If you don’t read the SPEAKEV post, then my problem in summary is an issue which occurs about once a week and I drive the car nearly every day, mostly on battery short journeys with about one journey a week requiring full Parallel ICU mode and once every four to six weeks journeys that use up most of my fuel tank. The majority (99.9%) of the transmission clunks happen after a reversing manoeuvre, particularly a reverse down my home driveway back to my garage and Charging Post. Sometimes when the “cul-de-sac” leading to my house doesn’t have room for me to turn to reverse into my drive due to parked cars, I have to reverse some 40 meters down that to get to my 20 meter drive way, all on a slight downward slope. Therefore I am not having to use the throttle at all; it’s all on the foot brake resisting the “Crawl/Creep“ plus Gravity motion until I have to stop. Sometimes this can be a bit jerky unless I am very light on the foot break. I can usually tell when I am going to get this “Clunk and Judder” by how smoothly I have been able to control the reverse down the driveway. It doesn’t matter what I do once halted on the foot brake. Put the joystick to N, press P button or Power Off directly from “R”, if it is going to “Clunk” it will “Clunk”. It has also happened a few times in car parks in Salisbury, my local town, all after “Parking” from Reversing into a space and once it did it going from R to D while maneuvering. It has not happened in normal driving, even when I go to Neutral and hand break at some long wait traffic Lights. I did a 1500 mile, 11 day trip to Scotland (North Uist in the Outer Hebrides) in late August (annual fishing trip) and home to Wiltshire via family visits in Edinburgh. It did not happen once the whole time and I only got to charge the car twice during those 1500 miles. Lochmaddy Harbour car park now has a CYC post. Recently I have taken to easing the car back on the foot break in Neutral on my driveway, once on the slope after a very short distance in Reverse power. I lose the Reversing Camera, but use the garden shrubbery as a reference mark that I level my offside Door Mirror with to stop a safe distance from the garage door within reach of the Power cable. I will post the outcome of the Mitsubishi report when I get it. This is not I problem I am going to give up on! The Car was registered 31 Dec 14, so the clock is ticking towards Warranty run-out.
 
Didn't we get a 3-year warranty? I hope it's not going to take another 2 years to get your problem sorted. And I sincerely hope it is.
 
If this was all happening in the US of A and not UK/Europe I would be more confident. Read Motoring Section of the Sunday Times yesterday! My Car was ex-demo model bought through CCR Motors Melksham, but was from CCR Cheltenham as an ex Demo car with 2,900 miles on the clock, 5 months old. (GX4H) Light Blue Metallic. No particular complaints except for this transmission bug that seems to strike randomly every week. My theories are that it has something to do with Hold/Crawl mode in Reverse when halted sometimes needing resetting when disengaging from Reverse into Neutral, Drive or Park. It feels like the Rear Diff is being "walloped" by the Electric Motor "kicking-back" when "Reverse" is changed to another mode. Trying to explain this to the Service Staff at either CCR Melksham or Mitsubishi Salisbury was impossible although the Mechanic was more receptive at Salisbury. I was able to demo the effect to my wife by chance when on one occasion returning to our home I got her to stay behind while I parked up and it was clearly audible to her standing near the car. So now she won't drive it until sorted/explained! Fortunately she has her own car, a Lancer. So frankly unless I can get a Mechanic to witness it or Mitsubishi have records on this from other countries, I am not confident of a fix in 2 years or 4 years if its part of the Hybrid transmission.
 
greendwarf said:
To go back to the OP - he seems to be describing the effect you get from have the hand brake on i.e. motors still trying to move the car (forwards or back) but physically restrained when you go to Neutral. The result is the car is "released" and rocks backwards or forwards on the suspension. Whereas, of course, as described, if you are holding the car on the foot brake then Drive is already disconnected and nothing happens when you go into N.
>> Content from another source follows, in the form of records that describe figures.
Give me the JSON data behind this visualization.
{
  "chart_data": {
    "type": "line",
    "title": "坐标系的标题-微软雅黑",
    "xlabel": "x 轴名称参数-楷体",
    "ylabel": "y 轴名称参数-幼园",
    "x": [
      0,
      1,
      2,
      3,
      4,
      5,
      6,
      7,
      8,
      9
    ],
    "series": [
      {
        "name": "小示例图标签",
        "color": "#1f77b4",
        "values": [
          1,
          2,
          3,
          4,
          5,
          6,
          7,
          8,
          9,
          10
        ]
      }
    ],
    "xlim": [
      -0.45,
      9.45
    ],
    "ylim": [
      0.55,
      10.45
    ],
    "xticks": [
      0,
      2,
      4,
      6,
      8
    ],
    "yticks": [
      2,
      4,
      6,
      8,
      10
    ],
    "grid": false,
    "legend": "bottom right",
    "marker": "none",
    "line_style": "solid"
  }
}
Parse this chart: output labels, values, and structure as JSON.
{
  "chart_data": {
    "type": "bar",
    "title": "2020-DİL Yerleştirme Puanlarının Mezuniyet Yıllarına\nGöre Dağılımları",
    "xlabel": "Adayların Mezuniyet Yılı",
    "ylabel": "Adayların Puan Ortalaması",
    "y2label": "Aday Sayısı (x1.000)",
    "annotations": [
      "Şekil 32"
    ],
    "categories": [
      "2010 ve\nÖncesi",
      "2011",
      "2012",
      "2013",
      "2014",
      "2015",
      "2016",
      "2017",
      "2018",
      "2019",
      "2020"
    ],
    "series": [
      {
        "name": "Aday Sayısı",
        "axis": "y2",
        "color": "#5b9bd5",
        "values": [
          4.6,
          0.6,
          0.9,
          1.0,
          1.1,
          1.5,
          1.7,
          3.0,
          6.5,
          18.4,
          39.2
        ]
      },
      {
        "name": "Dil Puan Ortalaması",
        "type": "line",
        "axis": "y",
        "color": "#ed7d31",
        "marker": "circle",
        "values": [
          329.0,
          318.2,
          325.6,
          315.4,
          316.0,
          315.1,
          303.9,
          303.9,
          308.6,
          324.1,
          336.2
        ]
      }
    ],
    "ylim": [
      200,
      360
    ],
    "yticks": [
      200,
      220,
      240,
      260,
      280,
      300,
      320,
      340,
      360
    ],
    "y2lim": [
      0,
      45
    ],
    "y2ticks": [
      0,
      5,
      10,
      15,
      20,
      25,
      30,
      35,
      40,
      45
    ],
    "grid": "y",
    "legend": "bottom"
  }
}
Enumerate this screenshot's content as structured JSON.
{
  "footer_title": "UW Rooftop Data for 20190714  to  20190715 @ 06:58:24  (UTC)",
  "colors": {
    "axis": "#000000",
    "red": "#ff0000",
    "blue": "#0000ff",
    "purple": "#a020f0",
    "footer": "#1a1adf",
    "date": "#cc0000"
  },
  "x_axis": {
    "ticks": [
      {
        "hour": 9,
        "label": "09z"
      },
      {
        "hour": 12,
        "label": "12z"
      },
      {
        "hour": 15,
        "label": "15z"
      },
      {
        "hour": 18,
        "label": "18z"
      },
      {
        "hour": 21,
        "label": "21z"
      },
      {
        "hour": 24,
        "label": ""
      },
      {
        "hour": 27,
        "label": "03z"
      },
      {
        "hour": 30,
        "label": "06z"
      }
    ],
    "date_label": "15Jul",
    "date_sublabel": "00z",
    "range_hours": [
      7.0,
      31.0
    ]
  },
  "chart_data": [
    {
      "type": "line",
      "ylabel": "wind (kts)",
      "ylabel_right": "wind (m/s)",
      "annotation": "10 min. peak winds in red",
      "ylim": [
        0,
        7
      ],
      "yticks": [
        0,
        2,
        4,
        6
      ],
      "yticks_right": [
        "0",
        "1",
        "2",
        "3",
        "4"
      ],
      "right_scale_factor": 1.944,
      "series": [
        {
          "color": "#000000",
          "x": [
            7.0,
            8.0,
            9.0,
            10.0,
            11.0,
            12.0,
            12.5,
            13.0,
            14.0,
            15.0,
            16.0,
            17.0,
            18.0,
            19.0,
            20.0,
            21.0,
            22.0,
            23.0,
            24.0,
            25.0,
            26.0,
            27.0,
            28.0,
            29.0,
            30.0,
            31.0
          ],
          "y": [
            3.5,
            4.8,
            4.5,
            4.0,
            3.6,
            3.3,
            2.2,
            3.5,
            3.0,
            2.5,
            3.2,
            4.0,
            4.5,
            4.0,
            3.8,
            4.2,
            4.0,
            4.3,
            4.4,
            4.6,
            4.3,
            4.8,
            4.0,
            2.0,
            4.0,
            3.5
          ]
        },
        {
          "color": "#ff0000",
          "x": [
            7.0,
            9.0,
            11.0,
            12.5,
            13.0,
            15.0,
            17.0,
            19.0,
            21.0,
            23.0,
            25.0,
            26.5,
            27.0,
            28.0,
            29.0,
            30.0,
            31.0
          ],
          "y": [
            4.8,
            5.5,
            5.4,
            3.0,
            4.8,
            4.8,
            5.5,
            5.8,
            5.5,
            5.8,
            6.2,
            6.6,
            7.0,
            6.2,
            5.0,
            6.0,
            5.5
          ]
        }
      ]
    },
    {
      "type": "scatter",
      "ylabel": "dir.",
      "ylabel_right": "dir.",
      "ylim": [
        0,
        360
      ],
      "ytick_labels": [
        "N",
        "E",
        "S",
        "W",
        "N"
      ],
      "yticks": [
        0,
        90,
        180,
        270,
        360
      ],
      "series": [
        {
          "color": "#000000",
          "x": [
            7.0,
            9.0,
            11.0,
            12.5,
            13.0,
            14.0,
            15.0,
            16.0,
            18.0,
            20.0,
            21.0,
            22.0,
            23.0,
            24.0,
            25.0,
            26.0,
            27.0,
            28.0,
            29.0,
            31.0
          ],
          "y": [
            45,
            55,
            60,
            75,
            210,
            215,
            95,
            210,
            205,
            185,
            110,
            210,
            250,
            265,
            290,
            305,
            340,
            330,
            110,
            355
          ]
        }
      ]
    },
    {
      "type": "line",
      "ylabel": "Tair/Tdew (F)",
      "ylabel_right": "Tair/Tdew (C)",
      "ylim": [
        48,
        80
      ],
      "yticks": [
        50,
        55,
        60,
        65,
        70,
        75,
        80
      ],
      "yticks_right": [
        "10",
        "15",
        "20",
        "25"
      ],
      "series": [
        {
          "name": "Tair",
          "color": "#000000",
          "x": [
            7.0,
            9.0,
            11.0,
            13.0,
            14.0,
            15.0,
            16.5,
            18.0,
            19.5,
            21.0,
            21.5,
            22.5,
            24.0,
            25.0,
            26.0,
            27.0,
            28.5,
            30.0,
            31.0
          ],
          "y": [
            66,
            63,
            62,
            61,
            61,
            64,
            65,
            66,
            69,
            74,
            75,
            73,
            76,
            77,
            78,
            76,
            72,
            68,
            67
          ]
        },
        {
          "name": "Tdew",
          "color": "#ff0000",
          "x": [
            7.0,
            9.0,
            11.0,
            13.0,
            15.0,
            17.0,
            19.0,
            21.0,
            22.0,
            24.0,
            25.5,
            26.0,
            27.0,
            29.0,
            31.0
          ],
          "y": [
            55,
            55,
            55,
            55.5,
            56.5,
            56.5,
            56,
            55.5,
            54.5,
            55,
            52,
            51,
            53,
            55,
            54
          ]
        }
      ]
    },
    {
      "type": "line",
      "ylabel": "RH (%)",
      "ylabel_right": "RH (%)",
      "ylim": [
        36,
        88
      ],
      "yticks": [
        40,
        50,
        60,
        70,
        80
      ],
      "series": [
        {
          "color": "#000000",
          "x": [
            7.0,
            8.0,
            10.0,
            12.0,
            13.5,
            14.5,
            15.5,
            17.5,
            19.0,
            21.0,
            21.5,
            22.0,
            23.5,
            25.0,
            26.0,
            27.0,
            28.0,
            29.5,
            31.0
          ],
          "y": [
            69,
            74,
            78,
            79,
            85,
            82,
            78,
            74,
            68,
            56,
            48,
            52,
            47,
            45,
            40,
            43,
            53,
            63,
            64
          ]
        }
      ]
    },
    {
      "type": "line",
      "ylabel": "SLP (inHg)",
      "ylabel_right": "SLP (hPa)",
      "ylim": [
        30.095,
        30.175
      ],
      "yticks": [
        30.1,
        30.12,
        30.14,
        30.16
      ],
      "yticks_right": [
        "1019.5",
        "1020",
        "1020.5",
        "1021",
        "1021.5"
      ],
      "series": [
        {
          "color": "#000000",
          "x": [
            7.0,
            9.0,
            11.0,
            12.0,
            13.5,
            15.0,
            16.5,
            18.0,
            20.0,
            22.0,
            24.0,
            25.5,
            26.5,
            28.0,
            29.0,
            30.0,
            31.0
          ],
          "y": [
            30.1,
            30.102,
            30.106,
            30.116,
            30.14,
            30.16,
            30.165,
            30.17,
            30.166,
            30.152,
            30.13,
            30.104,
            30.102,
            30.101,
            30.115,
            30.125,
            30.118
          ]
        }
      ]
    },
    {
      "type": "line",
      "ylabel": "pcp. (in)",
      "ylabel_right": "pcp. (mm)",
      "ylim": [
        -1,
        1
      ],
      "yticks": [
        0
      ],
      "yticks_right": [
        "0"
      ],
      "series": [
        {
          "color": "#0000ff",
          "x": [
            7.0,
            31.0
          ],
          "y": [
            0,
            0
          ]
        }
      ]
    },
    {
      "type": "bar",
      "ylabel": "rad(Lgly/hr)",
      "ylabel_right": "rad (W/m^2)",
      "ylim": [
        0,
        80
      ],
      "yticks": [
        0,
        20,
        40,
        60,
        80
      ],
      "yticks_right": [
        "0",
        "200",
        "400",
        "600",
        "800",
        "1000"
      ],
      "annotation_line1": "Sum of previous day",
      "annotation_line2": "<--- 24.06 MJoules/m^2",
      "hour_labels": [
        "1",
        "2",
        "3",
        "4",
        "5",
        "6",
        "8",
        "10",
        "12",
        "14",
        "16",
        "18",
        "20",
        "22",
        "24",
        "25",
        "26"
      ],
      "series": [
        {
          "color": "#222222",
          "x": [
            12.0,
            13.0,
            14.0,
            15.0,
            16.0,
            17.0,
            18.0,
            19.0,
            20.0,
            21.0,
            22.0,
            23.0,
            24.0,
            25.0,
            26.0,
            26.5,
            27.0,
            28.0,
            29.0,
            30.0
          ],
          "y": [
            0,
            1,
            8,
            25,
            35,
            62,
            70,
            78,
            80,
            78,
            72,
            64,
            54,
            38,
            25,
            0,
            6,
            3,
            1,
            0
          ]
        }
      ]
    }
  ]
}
I get this quite a lot when I put the handbrake on first (e.g. at traffic lights etc.) before disengaging D - which is how I would have driven geared cars for the last 50 years. :lol:

Again is this what you are describing?
 
I received a response from Mitsubishi Salisbury regarding their technical query up the Mitsubishi Chain. The response was quote ‘‘We have heard this on most PHEV’s that we have driven its just the motors changing direction, it depends what torsional stress is applied to the motor during the change of direction. This is not a fault or anything to be concerned about.’’

OK I will learn to live with it.
 
I experienced a 'thump' from the rear transmission when I got a little confused with the joystick due to me pushing when I should have been pulling! Only the once but it has made me more careful with the drive selection!

I don't bother now with selecting neutral when parking but just push the P button and pull on the handbrake, then Stop. I know stop has the same effect but like to press P...so I'm in control. Old habit from previous auto cars.

I note mention of a 3-year warranty above, they all now have 5-year warranty so may be worth pressing your dealer for this. Interestingly this is only confirmed by a sticker in the service book and the dates filled in are still at 3 years, but my dealer has confirmed 5 years.
 
The 5 year warranty covering the whole Car started in 2015 (15 Reg). Mine is a 64 Reg so is 5 years only on the parts related to the Hybrid system (Batteries, Motors, E-Transmission etc, but not the ICU an those parts that are common to all Outlanders which is 3 Years (incl the Mitsubishi First break down service). I will check if they are allowing pre 2015 PHEVs to be upgraded to 5 years but it would be unusual if they are.